Over his last ten appearances in all competitions, Salah has scored just three goals (excluding penalties). He has managed just 2.3 shots per game, significantly below his season average of 3.46. And his xG per 90 is down at 0.52 (0.64 over the season).

This could be put down to a bad run of form or a lack of confidence. Teams certainly target Salah and attempt to nullify him. That is an inevitable consequence of his superb first season at Liverpool, in which he scored 44 goals.

A slump in form at some point is to be expected. But the trends that have emerged over the last few weeks will be a concern for Liverpool. Salah appears deprived of service and attempts to force something when he has the ball. His contribution has suffered as a result.

Salah seemed infallible last season, he scored at a remarkable rate and rarely turned in a below-par performance. For most of this campaign, too, he has been excellent. That should not be forgotten.

With 17 Premier League goals, he is the joint top scorer in the division and has confounded those critics who predictably, and tiresomely, claimed he would be a “one-season wonder”.

Of late, though, Salah has hit top form only sporadically. In the Premier League, since the turn of the year, his contribution has drastically declined. He has gone from creating an average of 0.51 big chances per 90 to just 0.14. And his xA per 90, previously at 0.3, is down at 0.12.

Interestingly, Salah is attempting more take-ons (3.64 per 90 compared with 3.26) but completing fewer (1.89 per 90 compared with 2.08). It suggests that he is being crowded out by defenders and receiving the ball in positions which make it difficult for him to fashion a chance.

It is, perhaps, a consequence of a slight change in approach from Jürgen Klopp, known for so long for his “heavy metal” style of play. The pressing was intense, the tempo often absurdly fast. Attacking players benefited from it.

This season, though, Liverpool have been more conservative in key games. Think back to the 0-0 draw with Manchester City at Anfield in October. The recent goalless draws against Bayern and United are evidence of this, too.

Liverpool’s passing, particularly in midfield, is safer. The tempo of the game is slower and it can often mean Klopp’s side struggle to break down packed defences, as was the case on Sunday.

A midfield three of Jordan Henderson, Fabinho and Georginio Wijnaldum was solid, dependable, but not dynamic. There appeared a disconnect between them and the front trio of Sadio Mané, Daniel Sturridge – who replaced Firmino early on – and Salah.

Whereas in the past, Salah was helped by the playmaking ability of Philippe Coutinho and the surging runs from midfield of Alex Oxlade-Chamberlain, he is now left to collect the ball and face a set defence.

Mo Salah, Liverpool

It may be that Klopp must tweak things to once again get the best out of his top scorer.

“Mo knows he can play better than he did today… we know he can,” Klopp said after the United game. “Two weeks ago we played against Bournemouth and he was unbelievable.

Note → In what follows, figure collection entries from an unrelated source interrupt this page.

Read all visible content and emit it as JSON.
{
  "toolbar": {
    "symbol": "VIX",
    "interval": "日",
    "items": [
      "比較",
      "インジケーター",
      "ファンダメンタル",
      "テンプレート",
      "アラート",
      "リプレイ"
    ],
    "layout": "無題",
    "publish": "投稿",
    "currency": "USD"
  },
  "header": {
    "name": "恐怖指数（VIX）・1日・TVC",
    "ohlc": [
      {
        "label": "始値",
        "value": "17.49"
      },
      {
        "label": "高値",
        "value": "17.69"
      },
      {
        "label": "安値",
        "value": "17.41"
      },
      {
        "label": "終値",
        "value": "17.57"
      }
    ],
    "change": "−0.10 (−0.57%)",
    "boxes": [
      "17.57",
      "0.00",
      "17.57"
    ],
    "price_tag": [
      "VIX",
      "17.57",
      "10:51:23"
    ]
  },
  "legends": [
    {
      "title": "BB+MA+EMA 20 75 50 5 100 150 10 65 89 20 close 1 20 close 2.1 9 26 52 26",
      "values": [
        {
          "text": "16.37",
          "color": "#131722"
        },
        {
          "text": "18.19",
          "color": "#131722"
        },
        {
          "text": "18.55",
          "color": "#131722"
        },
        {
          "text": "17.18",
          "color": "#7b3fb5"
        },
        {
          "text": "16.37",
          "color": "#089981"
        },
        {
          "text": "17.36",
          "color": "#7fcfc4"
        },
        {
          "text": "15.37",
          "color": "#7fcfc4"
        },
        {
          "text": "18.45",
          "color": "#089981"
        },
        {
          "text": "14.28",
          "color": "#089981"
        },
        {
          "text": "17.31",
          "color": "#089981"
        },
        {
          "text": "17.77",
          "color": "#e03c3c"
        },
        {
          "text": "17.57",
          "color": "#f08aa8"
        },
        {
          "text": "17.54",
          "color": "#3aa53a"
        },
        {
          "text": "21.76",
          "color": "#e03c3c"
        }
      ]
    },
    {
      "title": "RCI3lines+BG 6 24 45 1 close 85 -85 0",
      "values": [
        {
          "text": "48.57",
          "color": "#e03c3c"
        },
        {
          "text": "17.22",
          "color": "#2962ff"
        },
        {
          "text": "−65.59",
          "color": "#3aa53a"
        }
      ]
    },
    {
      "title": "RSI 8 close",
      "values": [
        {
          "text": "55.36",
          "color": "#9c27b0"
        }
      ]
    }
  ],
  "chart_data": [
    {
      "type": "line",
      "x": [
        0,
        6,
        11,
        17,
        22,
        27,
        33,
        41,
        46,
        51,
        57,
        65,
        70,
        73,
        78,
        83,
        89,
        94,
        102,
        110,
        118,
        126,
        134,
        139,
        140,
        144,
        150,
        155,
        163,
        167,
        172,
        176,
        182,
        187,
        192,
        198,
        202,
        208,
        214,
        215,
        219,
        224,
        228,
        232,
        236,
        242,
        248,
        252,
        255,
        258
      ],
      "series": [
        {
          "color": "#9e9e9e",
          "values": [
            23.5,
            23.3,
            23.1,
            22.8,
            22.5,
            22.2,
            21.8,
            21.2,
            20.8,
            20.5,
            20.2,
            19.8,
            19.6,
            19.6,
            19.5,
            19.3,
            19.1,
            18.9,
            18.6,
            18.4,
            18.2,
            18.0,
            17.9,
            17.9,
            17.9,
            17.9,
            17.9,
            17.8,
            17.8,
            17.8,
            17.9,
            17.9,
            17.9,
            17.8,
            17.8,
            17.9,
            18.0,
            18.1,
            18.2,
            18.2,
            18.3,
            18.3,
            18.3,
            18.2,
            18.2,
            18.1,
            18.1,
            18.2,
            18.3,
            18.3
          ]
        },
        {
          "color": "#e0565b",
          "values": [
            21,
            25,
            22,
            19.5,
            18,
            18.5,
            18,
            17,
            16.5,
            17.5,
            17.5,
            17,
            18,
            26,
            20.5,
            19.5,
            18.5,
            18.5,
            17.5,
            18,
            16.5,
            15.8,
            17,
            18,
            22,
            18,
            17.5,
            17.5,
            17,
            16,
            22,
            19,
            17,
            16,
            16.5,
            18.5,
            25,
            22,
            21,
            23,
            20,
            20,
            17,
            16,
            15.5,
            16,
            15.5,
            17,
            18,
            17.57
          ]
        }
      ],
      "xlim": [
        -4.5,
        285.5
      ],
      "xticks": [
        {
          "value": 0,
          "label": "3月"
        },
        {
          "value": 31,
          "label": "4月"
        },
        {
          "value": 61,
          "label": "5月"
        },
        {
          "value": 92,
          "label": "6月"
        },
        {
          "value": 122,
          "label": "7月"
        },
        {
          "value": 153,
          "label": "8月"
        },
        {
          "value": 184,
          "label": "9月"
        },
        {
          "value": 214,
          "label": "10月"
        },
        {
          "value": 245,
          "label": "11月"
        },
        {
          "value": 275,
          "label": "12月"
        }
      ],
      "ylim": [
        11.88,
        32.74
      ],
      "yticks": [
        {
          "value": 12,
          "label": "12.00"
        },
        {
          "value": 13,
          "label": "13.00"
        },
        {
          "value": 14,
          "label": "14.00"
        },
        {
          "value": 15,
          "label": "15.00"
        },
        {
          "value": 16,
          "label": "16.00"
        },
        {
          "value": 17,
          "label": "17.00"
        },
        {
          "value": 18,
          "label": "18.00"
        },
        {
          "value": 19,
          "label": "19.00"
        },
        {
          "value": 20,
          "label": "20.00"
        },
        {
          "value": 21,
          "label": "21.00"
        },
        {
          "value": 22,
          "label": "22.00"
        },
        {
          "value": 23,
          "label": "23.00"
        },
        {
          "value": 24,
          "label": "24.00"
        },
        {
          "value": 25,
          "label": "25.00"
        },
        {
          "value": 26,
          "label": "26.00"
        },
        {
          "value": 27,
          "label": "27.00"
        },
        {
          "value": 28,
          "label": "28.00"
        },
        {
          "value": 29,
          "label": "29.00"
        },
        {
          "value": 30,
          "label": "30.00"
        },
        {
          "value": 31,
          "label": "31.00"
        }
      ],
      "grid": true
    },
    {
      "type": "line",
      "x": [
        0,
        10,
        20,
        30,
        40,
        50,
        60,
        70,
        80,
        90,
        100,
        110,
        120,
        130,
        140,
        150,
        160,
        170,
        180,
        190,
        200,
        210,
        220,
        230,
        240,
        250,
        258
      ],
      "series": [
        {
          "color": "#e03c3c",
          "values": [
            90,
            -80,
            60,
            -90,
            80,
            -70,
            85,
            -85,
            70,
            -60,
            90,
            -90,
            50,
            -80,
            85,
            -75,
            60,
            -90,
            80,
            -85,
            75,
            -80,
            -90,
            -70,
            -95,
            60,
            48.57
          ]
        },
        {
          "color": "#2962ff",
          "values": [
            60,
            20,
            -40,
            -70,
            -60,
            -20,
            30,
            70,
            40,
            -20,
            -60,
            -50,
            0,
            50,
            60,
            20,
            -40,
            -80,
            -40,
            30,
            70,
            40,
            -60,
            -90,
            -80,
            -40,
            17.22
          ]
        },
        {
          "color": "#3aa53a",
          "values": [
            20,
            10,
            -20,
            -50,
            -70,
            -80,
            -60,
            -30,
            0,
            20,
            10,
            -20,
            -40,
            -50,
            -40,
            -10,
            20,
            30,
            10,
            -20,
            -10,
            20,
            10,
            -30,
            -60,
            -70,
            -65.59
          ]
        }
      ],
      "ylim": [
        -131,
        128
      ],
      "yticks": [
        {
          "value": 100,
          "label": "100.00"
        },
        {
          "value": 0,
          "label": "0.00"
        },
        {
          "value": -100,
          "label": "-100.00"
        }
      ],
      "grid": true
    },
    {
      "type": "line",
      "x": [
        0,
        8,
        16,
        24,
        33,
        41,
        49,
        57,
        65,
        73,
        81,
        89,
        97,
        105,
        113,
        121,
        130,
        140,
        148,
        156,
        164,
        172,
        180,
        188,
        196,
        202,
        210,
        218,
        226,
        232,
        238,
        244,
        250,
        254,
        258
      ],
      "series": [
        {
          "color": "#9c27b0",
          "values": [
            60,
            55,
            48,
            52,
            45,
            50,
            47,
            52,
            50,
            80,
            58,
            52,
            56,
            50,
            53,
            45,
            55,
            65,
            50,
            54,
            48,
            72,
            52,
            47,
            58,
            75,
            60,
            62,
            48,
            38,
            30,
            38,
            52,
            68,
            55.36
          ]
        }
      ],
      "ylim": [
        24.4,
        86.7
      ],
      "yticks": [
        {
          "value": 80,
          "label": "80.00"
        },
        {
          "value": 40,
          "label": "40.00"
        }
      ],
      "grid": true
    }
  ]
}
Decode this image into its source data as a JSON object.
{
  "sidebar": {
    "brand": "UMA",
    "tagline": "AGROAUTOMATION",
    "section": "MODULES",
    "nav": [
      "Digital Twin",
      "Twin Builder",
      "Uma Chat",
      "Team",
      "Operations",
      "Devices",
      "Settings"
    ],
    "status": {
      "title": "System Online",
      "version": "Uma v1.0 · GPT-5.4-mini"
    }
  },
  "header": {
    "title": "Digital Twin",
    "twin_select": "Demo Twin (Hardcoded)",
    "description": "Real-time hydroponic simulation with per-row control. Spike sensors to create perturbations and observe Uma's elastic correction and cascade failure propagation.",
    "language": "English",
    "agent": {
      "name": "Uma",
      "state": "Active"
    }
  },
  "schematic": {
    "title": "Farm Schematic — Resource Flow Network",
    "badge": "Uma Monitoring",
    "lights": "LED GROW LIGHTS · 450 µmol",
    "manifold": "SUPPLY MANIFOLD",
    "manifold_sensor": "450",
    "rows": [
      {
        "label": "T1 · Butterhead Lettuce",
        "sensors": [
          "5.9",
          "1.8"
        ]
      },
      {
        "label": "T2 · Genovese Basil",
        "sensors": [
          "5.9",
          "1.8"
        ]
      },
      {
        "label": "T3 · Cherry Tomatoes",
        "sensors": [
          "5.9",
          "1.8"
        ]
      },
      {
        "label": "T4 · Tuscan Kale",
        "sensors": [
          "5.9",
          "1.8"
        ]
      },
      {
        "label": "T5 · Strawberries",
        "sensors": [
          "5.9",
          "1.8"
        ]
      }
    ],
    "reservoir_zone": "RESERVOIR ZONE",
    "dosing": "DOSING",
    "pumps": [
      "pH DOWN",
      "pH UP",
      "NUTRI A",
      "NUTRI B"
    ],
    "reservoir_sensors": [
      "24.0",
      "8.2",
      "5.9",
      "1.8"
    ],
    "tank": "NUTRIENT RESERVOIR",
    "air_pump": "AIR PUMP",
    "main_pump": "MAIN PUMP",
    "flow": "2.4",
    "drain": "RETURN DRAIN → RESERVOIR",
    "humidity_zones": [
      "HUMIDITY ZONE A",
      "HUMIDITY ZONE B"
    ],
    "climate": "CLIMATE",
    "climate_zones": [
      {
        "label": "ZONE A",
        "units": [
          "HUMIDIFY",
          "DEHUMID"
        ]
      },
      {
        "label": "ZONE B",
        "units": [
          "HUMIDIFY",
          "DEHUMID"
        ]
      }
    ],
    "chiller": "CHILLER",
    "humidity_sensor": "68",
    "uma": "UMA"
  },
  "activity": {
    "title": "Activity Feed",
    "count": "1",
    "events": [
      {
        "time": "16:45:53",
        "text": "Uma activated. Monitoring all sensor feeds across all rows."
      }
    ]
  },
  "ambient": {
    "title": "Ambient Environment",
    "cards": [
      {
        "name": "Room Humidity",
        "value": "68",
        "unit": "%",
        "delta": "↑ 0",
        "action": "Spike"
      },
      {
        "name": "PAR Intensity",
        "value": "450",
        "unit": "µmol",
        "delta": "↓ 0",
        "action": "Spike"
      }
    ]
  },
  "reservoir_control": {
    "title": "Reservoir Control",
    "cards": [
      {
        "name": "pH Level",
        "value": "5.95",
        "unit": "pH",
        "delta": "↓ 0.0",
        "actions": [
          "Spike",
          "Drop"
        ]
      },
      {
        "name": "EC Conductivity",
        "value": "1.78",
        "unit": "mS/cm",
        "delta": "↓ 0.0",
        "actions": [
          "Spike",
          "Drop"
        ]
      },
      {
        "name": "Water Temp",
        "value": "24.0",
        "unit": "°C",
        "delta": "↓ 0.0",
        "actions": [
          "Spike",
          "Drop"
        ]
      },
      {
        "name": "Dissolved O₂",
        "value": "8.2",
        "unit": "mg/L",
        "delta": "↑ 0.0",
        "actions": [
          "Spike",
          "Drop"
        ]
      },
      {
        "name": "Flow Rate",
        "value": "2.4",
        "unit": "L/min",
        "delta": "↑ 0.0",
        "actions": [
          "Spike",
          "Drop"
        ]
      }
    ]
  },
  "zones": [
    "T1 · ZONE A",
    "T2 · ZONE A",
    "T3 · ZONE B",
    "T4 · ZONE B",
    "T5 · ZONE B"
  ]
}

“In big games, against Bayern he was up against (David) Alaba who is a world-class player himself. It's about how we use him, how we play him, all that stuff. Today obviously Lindelof and Shaw together did a pretty good job.”

The key for Salah now will be to work out a way of evading defenders who have set out with the intention of stopping him.

With 11 league games still to play in a close title race and an upcoming Champions League last-16 decider against Bayern, it is crucial that he and his teammates find a solution.